I have always been skeptical of allowing Government institutions to be excessively independent. In a democracy, the Parliament should be supreme. Too much independence can lead to organisations becoming fiefdoms with the management of those organisations acting in their own interests rather than in the public interest. We saw a little of that last night when Ken Henry said that Prime Ministers shouldn’t sack Treasury Secretaries.
But the Reserve Bank is probably the most egregious example. While there is a good literature arguing for independent monetary policy, this does not mean that the organisation should be unaccountable.
Unlike the High Court, the RBA is not on budget. It is not subject to normal budgetary discipline and simply remits to the Government a dividend after its costs are subtracted from the revenue (such as seigniorage revenue). It has been given the monopoly right to print Australian currency and effectively is able to use that right to cost pad. I don’t think the Australian taxpayer is getting good value for money from the RBA.
In 2002 the RBA decided unilaterally to increase the indexation of the Reserve Bank Officers’ Superannuation Fund from CPI to Male Total Average Weekly Earnings (MTAWE). This gave an immediate and ongoing benefit to RBA employees, including the many who had already retired.
This was a decision of the RBA – the Government was not consulted nor was there a debate about the merits of the change. It simply happened.
The principal job of the Reserve Bank is to keep inflation low and stable. Its target is set by an agreement between the Governor and the Treasurer
The Governor and the Treasurer have agreed that the appropriate target for monetary policy in Australia is to achieve an inflation rate of 2–3 per cent, on average, over the cycle. This is a rate of inflation sufficiently low that it does not materially distort economic decisions in the community. Seeking to achieve this rate, on average, provides discipline for monetary policy decision-making, and serves as an anchor for private-sector inflation expectations.

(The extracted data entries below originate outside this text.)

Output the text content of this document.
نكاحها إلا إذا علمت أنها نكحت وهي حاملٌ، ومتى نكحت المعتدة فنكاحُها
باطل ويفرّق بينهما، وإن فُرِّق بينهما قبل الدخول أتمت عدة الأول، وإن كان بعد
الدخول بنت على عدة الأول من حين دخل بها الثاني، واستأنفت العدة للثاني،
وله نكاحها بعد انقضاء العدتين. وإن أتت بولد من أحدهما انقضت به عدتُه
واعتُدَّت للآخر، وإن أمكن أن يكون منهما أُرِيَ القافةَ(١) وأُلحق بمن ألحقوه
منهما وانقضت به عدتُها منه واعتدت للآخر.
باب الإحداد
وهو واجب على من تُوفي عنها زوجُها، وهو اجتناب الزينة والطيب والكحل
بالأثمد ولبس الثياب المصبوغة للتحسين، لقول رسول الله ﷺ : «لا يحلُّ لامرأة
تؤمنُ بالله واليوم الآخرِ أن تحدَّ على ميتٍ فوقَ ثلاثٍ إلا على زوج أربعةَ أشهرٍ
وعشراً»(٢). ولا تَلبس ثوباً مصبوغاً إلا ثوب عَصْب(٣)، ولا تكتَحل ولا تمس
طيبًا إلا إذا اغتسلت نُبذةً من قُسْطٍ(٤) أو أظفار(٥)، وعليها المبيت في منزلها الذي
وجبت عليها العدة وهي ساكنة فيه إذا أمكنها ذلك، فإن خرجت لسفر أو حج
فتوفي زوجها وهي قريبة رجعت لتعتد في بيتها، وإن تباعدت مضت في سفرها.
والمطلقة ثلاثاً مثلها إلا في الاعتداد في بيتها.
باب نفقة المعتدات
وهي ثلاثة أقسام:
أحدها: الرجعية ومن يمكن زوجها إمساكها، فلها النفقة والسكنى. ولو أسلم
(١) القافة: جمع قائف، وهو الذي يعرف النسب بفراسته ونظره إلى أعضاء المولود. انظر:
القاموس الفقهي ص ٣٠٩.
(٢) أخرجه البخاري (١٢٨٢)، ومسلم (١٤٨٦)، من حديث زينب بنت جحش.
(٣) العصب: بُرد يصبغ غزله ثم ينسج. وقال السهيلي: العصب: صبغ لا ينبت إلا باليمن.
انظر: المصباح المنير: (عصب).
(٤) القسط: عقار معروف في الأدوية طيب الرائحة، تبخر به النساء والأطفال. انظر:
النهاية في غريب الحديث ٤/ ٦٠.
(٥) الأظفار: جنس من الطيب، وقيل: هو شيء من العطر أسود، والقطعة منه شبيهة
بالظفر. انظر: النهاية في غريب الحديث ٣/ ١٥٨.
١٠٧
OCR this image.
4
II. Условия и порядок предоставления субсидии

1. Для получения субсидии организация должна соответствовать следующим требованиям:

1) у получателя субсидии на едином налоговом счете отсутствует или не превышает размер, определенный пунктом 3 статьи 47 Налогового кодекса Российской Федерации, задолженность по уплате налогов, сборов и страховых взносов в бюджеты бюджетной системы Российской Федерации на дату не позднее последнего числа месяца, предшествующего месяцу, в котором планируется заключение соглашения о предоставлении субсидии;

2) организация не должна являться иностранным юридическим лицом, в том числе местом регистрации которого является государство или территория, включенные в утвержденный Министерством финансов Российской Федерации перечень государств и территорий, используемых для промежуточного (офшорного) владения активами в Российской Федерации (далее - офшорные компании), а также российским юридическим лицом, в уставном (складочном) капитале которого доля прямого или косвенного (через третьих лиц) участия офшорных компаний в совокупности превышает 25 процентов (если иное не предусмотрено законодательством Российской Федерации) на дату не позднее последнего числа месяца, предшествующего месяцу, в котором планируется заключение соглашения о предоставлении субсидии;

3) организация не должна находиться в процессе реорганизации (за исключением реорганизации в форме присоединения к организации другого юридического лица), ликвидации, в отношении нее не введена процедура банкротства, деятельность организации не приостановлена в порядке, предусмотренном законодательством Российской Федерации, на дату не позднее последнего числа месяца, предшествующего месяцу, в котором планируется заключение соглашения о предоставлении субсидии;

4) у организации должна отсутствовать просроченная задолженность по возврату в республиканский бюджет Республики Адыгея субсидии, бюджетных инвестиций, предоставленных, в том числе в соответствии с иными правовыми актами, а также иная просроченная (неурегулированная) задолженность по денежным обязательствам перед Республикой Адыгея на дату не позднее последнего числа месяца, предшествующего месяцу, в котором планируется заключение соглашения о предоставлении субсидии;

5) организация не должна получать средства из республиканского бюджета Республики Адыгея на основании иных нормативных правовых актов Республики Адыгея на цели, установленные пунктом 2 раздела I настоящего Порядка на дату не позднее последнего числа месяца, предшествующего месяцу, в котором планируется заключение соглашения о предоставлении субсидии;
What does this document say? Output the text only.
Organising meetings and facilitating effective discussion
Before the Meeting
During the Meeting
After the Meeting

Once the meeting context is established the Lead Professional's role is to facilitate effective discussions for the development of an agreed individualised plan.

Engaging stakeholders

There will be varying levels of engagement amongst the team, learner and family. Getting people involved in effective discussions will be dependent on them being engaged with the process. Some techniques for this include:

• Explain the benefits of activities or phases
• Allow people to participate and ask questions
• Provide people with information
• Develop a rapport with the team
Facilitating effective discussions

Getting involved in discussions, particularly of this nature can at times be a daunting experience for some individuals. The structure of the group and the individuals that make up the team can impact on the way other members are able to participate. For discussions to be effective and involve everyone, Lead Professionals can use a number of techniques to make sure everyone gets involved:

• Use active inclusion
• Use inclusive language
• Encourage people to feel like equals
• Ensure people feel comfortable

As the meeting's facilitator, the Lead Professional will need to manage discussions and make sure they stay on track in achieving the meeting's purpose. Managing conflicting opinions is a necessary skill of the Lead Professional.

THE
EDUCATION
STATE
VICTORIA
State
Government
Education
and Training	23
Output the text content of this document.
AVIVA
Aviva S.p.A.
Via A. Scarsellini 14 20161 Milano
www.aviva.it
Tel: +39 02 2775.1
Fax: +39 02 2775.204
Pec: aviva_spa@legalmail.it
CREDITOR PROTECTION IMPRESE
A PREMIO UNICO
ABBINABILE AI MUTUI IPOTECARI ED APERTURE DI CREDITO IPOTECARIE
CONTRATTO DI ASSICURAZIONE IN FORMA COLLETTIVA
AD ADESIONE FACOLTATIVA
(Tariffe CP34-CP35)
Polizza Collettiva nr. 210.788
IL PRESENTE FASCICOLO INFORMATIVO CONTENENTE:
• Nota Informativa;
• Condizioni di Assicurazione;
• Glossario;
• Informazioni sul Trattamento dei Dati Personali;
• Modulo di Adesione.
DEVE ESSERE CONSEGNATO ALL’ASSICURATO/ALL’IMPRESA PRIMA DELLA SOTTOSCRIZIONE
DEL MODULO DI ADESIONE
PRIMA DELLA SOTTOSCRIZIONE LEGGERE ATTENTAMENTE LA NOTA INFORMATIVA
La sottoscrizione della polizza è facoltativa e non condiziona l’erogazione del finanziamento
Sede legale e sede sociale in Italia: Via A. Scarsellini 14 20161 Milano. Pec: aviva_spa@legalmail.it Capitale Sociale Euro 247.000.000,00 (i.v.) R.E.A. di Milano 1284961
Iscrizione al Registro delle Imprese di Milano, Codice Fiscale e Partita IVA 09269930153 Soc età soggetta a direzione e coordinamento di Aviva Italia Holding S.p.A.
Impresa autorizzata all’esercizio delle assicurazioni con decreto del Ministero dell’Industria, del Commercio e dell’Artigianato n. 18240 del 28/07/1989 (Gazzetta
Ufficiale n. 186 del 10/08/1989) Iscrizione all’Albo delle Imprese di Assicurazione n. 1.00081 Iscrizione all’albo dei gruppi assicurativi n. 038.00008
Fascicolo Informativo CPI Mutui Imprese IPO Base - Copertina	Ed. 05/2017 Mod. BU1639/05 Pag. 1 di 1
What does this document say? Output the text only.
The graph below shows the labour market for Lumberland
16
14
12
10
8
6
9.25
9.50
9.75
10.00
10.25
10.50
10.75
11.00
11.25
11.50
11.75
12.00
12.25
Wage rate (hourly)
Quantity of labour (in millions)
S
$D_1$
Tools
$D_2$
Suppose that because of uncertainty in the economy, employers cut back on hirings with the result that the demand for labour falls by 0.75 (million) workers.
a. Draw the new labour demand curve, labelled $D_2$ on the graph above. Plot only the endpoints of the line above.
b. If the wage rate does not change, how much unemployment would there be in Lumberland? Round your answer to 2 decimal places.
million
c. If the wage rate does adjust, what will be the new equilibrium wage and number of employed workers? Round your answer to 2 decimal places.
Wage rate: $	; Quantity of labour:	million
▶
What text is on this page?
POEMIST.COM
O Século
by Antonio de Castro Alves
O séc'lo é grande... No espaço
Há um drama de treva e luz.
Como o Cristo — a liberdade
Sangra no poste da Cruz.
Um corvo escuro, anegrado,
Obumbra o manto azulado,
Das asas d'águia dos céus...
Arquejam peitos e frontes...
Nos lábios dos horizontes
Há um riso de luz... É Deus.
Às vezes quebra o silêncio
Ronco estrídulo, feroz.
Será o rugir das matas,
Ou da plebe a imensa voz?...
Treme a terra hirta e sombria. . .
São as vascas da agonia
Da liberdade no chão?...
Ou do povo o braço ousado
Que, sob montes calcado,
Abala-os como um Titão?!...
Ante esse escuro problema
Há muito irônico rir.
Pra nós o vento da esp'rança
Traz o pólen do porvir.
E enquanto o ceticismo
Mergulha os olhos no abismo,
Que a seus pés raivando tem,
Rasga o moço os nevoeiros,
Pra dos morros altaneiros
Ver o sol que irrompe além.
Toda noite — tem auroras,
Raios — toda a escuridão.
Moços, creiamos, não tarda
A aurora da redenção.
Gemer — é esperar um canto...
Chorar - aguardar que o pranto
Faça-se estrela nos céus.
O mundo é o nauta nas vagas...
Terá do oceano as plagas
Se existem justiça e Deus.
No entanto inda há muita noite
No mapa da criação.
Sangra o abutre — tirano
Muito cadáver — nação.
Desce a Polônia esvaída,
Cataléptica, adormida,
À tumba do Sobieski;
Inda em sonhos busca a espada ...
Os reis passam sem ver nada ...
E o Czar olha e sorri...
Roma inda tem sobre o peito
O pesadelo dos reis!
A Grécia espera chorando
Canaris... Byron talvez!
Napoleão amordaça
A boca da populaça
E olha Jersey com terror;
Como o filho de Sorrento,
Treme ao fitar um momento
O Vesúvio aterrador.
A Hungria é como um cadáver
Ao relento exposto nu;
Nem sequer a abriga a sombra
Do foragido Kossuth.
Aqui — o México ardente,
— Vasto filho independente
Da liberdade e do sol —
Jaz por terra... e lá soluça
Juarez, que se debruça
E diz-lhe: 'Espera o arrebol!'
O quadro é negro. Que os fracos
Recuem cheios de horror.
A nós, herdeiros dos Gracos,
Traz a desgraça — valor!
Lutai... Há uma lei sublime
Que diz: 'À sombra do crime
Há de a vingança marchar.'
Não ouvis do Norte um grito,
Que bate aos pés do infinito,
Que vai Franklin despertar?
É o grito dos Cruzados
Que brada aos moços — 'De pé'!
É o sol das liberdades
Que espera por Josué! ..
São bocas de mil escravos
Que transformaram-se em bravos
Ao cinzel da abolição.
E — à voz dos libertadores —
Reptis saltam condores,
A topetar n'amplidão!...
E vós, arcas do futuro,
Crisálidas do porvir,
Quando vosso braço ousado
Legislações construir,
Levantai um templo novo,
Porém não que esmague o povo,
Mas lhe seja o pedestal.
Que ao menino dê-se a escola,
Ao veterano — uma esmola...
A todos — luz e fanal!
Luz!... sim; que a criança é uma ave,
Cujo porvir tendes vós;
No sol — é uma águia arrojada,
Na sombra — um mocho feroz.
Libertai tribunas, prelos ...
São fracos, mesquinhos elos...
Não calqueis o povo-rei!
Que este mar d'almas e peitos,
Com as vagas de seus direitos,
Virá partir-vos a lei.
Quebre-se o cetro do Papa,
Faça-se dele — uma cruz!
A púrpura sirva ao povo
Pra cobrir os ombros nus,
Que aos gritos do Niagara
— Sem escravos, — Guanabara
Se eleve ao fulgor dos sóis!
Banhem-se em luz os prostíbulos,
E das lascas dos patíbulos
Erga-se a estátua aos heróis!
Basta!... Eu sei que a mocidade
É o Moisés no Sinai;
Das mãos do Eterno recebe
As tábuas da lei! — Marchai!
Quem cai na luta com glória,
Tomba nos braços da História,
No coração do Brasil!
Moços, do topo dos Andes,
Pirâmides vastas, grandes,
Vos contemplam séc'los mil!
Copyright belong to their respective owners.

The Reserve Bank consistently uses the CPI as the principal measure of inflation (it even has an inflation calculator on its website.)
So if any organisation understands inflation, and the measurement of inflation using the CPI, it is the RBA.
Therefore the RBA deliberately and in full knowledge decided to increase the real income of both extant employees and retired employees by increasing the indexation of the RBA superannuation fund to MTAWE.
This decision created an immediate and ongoing cost to the taxpayer, as illustrated in the chart below where I have indexed CPI and MTAWE to 100 from the time when the RBA took the decision to change the indexation of its superannuation scheme. An RBA officer who retired with $100,000 of superannuation salary in 2002 would now have $160,000 per annum due to that decision rather than $133,000 – and the gap continues to widen.
(I will post separately about indexation in general – an interesting topic in its own right.)
Unlike most statutory offices, the remuneration of the Governor and Deputy Governor is set by the Reserve Bank Board (under section 24A of the Reserve Bank Act 1959) rather than the Remuneration Tribunal.
The Reserve Bank should be put on Budget, just like the High Court of Australia. Monetary policy will still be independently determined, but at least the operating expenses of the Reserve Bank would be subject to normal budgetary control. The RBA Act should also be changed so that the packages for the Governor and Deputy Governor are set by the Remuneration Tribunal in line with other statutory offices.